QuintessenceLabs uses quantum physics to build data security tools and has developed qStream, a quantum random number generator (QRNG) that provides encryption keys with full entropy, which means they are truly random, Sharma explained. The market for this type of technology was small when QuintessenceLabs started in 2008, and it took time to mature and bring it to a commercial level, he said. 

“We have spent more than a decade getting the technology right and preparing for commercial adoption,” Sharma said. 

The company sells its product to global corporations, Sharma said.
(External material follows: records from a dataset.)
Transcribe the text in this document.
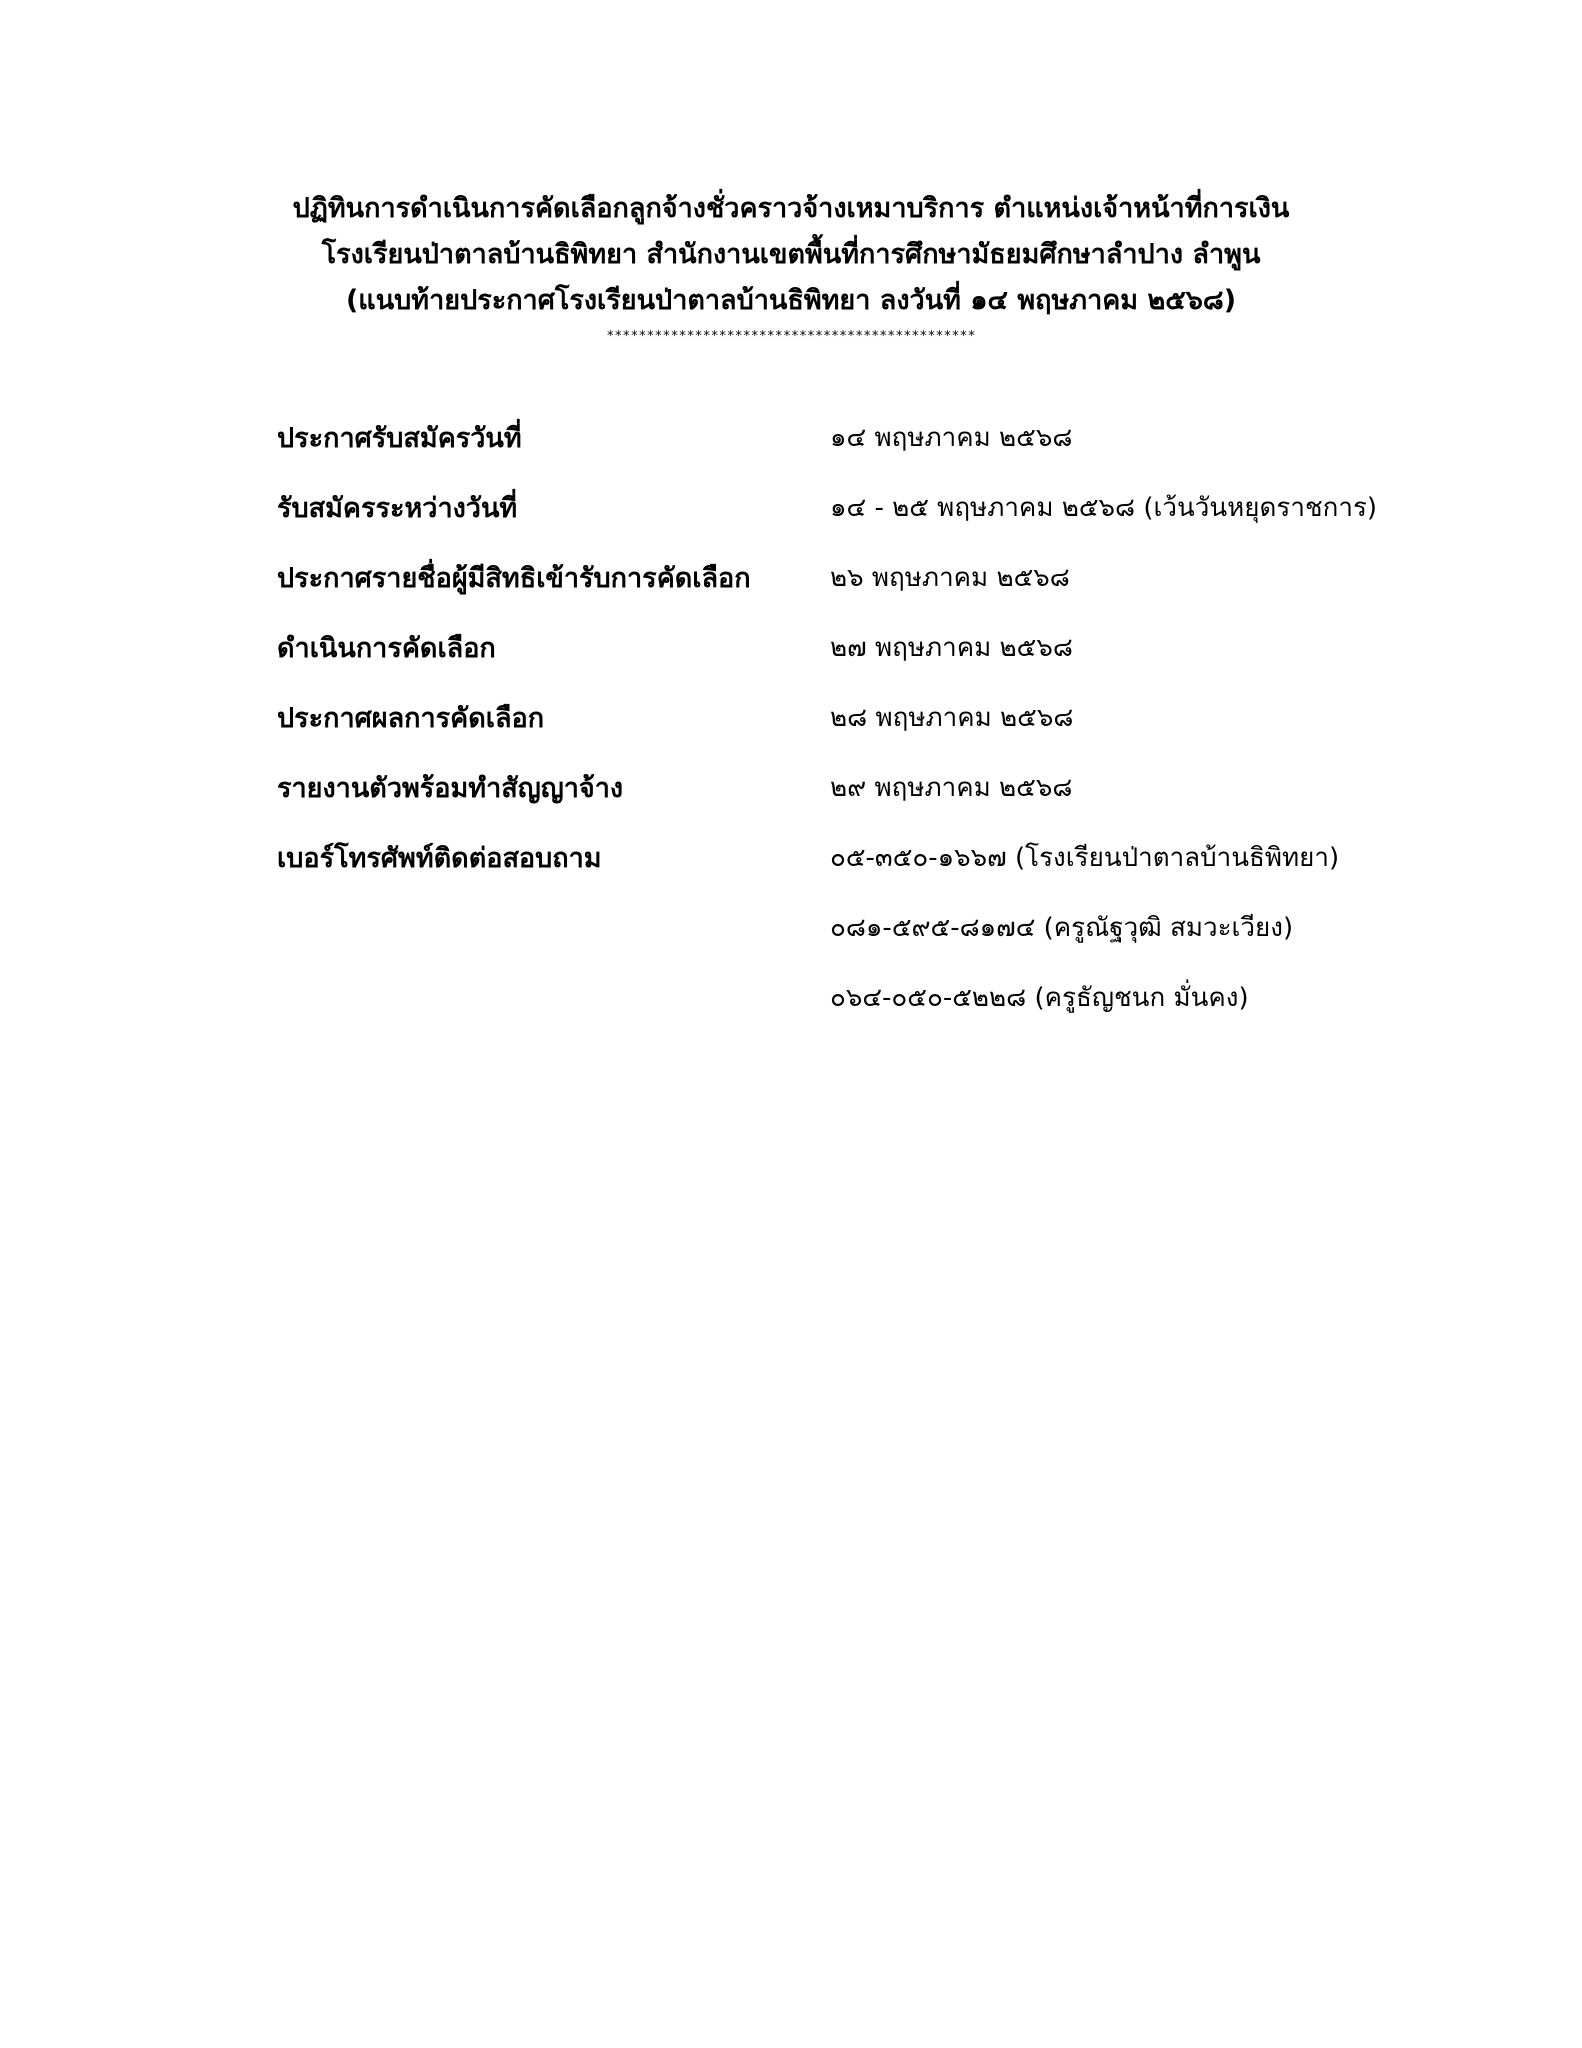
ปฏิทินการดำเนินการคัดเลือกลูกจ้างชั่วคราวจ้างเหมาบริการ ตำแหน่งเจ้าหน้าที่การเงิน
โรงเรียนป่าตาลบ้านธิพิทยา สำนักงานเขตพื้นที่การศึกษามัธยมศึกษาลำปาง ลำพูน
(แนบท้ายประกาศโรงเรียนป่าตาลบ้านธิพิทยา ลงวันที่ ๑๔ พฤษภาคม ๒๕๖๘)
**********************************************
ประกาศรับสมัครวันที่	๑๔ พฤษภาคม ๒๕๖๘
รับสมัครระหว่างวันที่	๑๔ - ๒๕ พฤษภาคม ๒๕๖๘ (เว้นวันหยุดราชการ)
ประกาศรายชื่อผู้มีสิทธิเข้ารับการคัดเลือก	๒๖ พฤษภาคม ๒๕๖๘
ดำเนินการคัดเลือก	๒๗ พฤษภาคม ๒๕๖๘
ประกาศผลการคัดเลือก	๒๘ พฤษภาคม ๒๕๖๘
รายงานตัวพร้อมทำสัญญาจ้าง	๒๙ พฤษภาคม ๒๕๖๘
เบอร์โทรศัพท์ติดต่อสอบถาม	๐๕-๓๕๐-๑๖๖๗ (โรงเรียนป่าตาลบ้านธิพิทยา)
๐๘๑-๕๙๕-๘๑๗๔ (ครูณัฐวุฒิ สมวะเวียง)
๐๖๔-๐๕๐-๕๒๒๘ (ครูธัญชนก มั่นคง)
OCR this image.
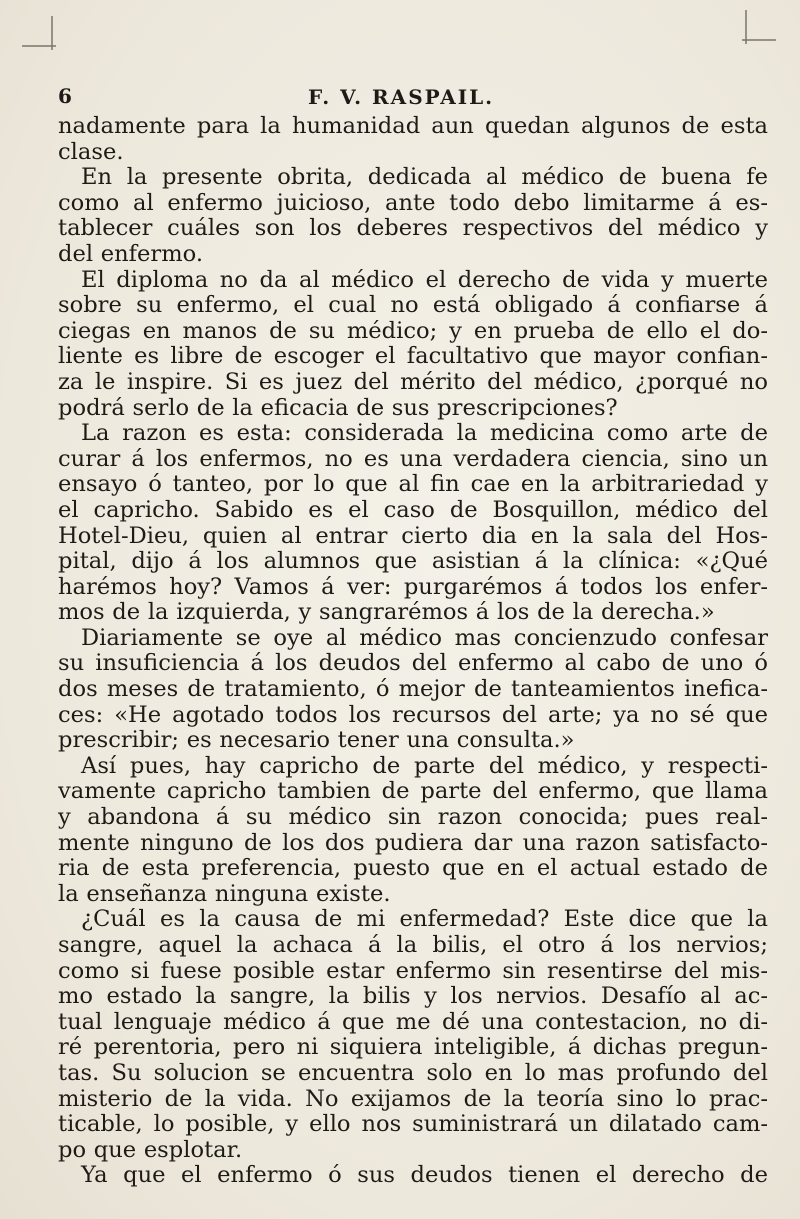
6	F. V. RASPAIL.
nadamente para la humanidad aun quedan algunos de esta
clase.
En la presente obrita, dedicada al médico de buena fe
como al enfermo juicioso, ante todo debo limitarme á es-
tablecer cuáles son los deberes respectivos del médico y
del enfermo.
El diploma no da al médico el derecho de vida y muerte
sobre su enfermo, el cual no está obligado á confiarse á
ciegas en manos de su médico; y en prueba de ello el do-
liente es libre de escoger el facultativo que mayor confian-
za le inspire. Si es juez del mérito del médico, ¿porqué no
podrá serlo de la eficacia de sus prescripciones?
La razon es esta: considerada la medicina como arte de
curar á los enfermos, no es una verdadera ciencia, sino un
ensayo ó tanteo, por lo que al fin cae en la arbitrariedad y
el capricho. Sabido es el caso de Bosquillon, médico del
Hotel-Dieu, quien al entrar cierto dia en la sala del Hos-
pital, dijo á los alumnos que asistian á la clínica: «¿Qué
harémos hoy? Vamos á ver: purgarémos á todos los enfer-
mos de la izquierda, y sangrarémos á los de la derecha.»
Diariamente se oye al médico mas concienzudo confesar
su insuficiencia á los deudos del enfermo al cabo de uno ó
dos meses de tratamiento, ó mejor de tanteamientos inefica-
ces: «He agotado todos los recursos del arte; ya no sé que
prescribir; es necesario tener una consulta.»
Así pues, hay capricho de parte del médico, y respecti-
vamente capricho tambien de parte del enfermo, que llama
y abandona á su médico sin razon conocida; pues real-
mente ninguno de los dos pudiera dar una razon satisfacto-
ria de esta preferencia, puesto que en el actual estado de
la enseñanza ninguna existe.
¿Cuál es la causa de mi enfermedad? Este dice que la
sangre, aquel la achaca á la bilis, el otro á los nervios;
como si fuese posible estar enfermo sin resentirse del mis-
mo estado la sangre, la bilis y los nervios. Desafío al ac-
tual lenguaje médico á que me dé una contestacion, no di-
ré perentoria, pero ni siquiera inteligible, á dichas pregun-
tas. Su solucion se encuentra solo en lo mas profundo del
misterio de la vida. No exijamos de la teoría sino lo prac-
ticable, lo posible, y ello nos suministrará un dilatado cam-
po que esplotar.
Ya que el enfermo ó sus deudos tienen el derecho de
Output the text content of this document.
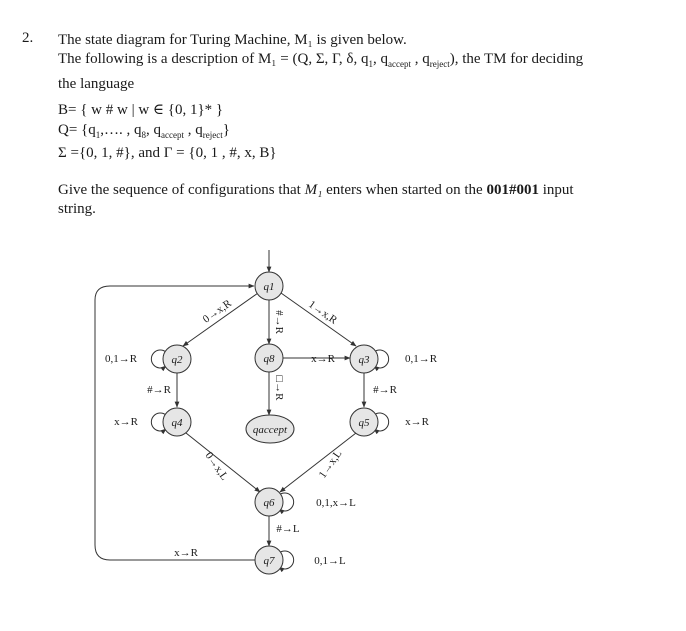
2. The state diagram for Turing Machine, M₁ is given below.
The following is a description of M₁ = (Q, Σ, Γ, δ, $q_1$, $q_{accept}$ , $q_{reject}$), the TM for deciding
the language
B= { w # w | w ∈ {0, 1}* }
$Q= \{q_1,\dots$. , $q_8$, $q_{accept}$ , $q_{reject}$}
Σ ={0, 1, #}, and Γ = {0, 1 , #, x, B}
Give the sequence of configurations that M₁ enters when started on the 001#001 input
string.
q1
q2	q8	q3
q4
qaccept
q5
q6
q7
0→x,R	1→x,R
#→R
x→R
□→R
0,1→R
#→R
0,1→R
#→R
x→R	x→R
0→x,L	1→x,L
0,1,x→L
#→L
0,1→L
x→R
In the last year, one of its significant achievements was making the approved products list for a $2 billion program run by the U.S. Department of Homeland Security, focused on strengthening data protection across participating agencies, Sharma told TechCrunch.

The Australia-headquartered company opened an office in the U.S. in 2013 with an initial team of three people to make a more significant commitment to the U.S.

As the U.S. is by far the largest cybersecurity market, QuintessenceLabs will continue to grow its team in the U.S. over the next two to three years, Sharma said. 

The U.K. is the second-largest cybersecurity market and somewhat similar to Australia in terms of market dynamics, legal systems and business culture, according to Sharma. In the first half of next year, QuintessenceLabs plans to set up an office in the U.K. that is also an ideal location for its EMEA headquarters, Sharma said, adding that it is in discussions with several U.K. institutions for strategic partnerships. In parallel, QuintessenceLabs is developing partnerships in Japan and India, Sharma noted. 

QuintessenceLabs deferred its growth plans to 12-15 months due to the uncertainty caused by a global pandemic, Sharma said. The company will implement a planned geographic and sectoral expansion strategy as the world starts to reopen around 2022, he mentioned. 

Australia’s national science agency CSIRO recently released a report on Australia’s quantum industry in which it forecasts an $86 billion global market size in the quantum industry by 2040. The quantum communications and cybersecurity market is expected to account for about $16 billion globally. Australia’s quantum technology is projected to generate more than $4 billion in revenues and 16,000 new jobs by 2040, as per the report. 

The company has 50 employees as of September 2021. 

“Safeguarding data — our most valuable resource — has never been more critical, and we look forward to this exciting new growth stage,” said Sharma. 

“As computing power increases exponentially, the tools needed to secure critical data and assets must stay several steps ahead,” said Bill Bartee, partner of Main Sequence. “QuintessenceLabs is a global leader in developing quantum-based cybersecurity tools that help protect sovereign and commercially sensitive business and provide customers with a critical layer of protection.”